I had this favorite toy that I would bring with me. It was a little radio with a microphone attached. As American Idol had not yet been invented, it seemed like a novel gadget. I brought it along with us on one of our trips, and my brother used it to conduct a science experiment delving into the origin of Wilbur’s constant growling. Wilbur did growl continuously. Even when he wanted to be petted and loved, while you were showering him with attention and loving words, he was growling. It was a strange compulsion that years of therapy would not have been able to undo. At any rate, Wilbur was growling as per normal, and my brother held the microphone up to his mouth. Nothing. Then he shifted the microphone to Wilbur’s nose, and would you believe the growls were magnified. It was quite an interesting realization for small children. We all yelped with delight and Wilbur, who was a very intelligent dog, upon hearing his magnified growls, became aware that he was being made fun of. This only prompted him to growl with more anger and ferocity, which in turn was magnified, and our whoops of laughter increased.

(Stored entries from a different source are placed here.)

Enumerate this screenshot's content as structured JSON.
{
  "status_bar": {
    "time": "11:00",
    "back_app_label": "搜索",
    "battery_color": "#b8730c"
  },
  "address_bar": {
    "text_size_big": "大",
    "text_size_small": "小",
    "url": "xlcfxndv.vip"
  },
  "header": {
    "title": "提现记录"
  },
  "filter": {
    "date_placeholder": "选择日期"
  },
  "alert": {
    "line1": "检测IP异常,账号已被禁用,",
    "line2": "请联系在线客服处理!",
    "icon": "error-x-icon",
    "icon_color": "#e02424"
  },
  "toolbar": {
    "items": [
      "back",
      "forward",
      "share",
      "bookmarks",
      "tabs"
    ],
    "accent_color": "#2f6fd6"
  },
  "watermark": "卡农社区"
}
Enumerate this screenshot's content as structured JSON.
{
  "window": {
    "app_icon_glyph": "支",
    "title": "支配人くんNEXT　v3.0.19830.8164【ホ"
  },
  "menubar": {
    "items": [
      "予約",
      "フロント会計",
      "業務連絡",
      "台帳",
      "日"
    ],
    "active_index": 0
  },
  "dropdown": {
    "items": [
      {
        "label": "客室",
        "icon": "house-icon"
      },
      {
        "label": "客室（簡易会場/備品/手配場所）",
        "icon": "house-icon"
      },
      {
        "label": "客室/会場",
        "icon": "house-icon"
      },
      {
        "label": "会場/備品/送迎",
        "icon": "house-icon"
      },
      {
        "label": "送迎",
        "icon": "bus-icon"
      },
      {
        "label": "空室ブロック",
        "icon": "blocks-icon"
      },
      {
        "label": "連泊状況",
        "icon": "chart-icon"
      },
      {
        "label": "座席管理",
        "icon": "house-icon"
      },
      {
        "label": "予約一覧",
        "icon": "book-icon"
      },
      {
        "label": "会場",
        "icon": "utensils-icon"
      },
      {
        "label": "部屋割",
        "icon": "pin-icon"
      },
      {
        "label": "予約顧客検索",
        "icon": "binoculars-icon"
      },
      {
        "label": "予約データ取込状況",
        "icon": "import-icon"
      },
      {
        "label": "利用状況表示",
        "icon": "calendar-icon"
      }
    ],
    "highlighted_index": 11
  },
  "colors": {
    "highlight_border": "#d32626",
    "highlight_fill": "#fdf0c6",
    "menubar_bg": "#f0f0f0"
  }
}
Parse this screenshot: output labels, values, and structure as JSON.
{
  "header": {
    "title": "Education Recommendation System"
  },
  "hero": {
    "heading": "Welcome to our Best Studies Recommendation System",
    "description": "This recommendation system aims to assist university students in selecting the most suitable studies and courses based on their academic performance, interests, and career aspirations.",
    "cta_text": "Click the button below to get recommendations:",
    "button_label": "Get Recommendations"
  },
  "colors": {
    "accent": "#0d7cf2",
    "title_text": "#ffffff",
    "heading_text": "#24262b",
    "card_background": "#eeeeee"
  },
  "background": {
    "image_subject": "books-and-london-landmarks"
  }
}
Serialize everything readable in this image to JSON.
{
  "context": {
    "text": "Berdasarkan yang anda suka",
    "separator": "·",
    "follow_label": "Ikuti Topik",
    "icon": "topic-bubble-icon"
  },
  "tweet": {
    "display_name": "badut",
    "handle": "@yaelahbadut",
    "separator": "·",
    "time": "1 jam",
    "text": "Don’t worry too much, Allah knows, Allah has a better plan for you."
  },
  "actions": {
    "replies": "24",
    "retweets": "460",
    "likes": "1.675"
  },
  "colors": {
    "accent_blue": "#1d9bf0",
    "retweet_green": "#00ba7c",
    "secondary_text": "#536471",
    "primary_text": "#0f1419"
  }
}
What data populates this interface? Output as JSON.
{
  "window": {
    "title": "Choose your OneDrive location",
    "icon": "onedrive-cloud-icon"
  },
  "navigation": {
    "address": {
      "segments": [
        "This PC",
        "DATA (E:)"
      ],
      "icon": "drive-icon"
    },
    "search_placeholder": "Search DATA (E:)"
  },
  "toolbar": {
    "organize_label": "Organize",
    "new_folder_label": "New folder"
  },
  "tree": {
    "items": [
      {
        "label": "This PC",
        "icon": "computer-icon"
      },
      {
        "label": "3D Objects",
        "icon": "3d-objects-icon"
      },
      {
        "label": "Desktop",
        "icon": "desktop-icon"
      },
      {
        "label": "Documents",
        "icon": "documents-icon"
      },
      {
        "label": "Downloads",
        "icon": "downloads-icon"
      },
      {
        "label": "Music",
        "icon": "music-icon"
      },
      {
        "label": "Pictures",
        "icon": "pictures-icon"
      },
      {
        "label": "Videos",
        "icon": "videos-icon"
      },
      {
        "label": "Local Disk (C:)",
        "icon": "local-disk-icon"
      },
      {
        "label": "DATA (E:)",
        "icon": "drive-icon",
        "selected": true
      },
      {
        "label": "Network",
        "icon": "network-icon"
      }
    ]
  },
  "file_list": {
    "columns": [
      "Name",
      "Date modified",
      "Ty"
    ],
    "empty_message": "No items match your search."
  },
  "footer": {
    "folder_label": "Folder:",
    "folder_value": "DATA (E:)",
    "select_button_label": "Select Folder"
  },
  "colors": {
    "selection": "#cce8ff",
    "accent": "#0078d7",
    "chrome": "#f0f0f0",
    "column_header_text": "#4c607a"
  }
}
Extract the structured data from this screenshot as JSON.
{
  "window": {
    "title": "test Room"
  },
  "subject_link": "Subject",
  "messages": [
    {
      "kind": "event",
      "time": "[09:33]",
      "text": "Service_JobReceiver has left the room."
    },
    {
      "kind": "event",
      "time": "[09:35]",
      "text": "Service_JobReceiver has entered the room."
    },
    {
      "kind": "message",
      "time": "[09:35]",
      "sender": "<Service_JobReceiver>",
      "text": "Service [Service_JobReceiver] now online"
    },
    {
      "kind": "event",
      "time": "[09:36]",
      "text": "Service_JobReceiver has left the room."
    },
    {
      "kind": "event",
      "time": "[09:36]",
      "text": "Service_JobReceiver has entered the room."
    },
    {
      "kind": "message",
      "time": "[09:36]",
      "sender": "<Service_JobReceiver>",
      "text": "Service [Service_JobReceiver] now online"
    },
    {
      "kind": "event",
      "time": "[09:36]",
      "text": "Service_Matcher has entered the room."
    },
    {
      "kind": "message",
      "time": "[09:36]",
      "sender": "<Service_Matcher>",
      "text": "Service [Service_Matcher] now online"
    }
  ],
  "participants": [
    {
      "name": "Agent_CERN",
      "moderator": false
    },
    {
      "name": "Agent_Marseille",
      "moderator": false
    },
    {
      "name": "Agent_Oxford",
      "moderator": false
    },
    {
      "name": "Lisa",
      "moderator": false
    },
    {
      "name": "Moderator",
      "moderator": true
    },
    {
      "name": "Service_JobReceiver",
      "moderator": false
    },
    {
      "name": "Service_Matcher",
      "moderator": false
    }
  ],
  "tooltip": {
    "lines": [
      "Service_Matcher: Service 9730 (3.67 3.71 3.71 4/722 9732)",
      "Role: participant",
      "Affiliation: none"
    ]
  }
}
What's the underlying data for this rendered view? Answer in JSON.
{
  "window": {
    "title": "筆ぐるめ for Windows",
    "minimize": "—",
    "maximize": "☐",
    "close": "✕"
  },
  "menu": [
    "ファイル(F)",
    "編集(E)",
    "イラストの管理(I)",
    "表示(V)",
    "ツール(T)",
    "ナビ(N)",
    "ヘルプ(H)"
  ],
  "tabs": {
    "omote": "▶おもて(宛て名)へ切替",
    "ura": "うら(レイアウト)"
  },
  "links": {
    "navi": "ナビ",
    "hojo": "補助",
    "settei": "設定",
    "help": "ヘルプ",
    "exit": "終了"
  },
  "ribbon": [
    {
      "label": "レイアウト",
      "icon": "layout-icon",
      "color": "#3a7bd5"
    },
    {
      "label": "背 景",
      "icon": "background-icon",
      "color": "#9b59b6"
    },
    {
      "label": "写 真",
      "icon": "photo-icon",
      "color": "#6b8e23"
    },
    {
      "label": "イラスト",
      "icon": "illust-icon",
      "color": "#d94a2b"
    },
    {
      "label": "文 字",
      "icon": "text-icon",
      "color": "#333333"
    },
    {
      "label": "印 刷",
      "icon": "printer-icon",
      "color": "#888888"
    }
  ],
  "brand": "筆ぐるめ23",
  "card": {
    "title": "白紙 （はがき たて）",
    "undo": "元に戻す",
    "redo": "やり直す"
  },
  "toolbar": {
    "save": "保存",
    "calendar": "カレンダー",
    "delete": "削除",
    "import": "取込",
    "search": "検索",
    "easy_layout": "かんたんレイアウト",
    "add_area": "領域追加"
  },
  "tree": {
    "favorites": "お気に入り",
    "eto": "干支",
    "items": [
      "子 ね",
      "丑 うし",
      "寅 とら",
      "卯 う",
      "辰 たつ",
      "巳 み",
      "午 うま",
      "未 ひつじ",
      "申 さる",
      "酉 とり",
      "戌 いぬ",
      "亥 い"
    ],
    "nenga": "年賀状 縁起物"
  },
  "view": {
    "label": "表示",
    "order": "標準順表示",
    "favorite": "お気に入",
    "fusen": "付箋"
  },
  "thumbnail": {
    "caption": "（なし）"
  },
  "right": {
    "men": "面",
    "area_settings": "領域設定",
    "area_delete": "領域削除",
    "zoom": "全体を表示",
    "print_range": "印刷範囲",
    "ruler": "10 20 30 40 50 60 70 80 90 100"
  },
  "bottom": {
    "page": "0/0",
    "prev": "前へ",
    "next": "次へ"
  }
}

From Wilbur’s perspective, I see his torment. Like most sad and angry people, he wanted to be happy but was trapped within the body of a curmudgeon. Annoyed by his own incessant, compulsive yapping (as not even the producer of such sounds could escape annoyance), humiliated by the microphone toy, and continuously fed food that made him produce an excess of methane—it does, in the retelling, sound pitiable. To think that my family thought we were the ones being tortured by these long car rides!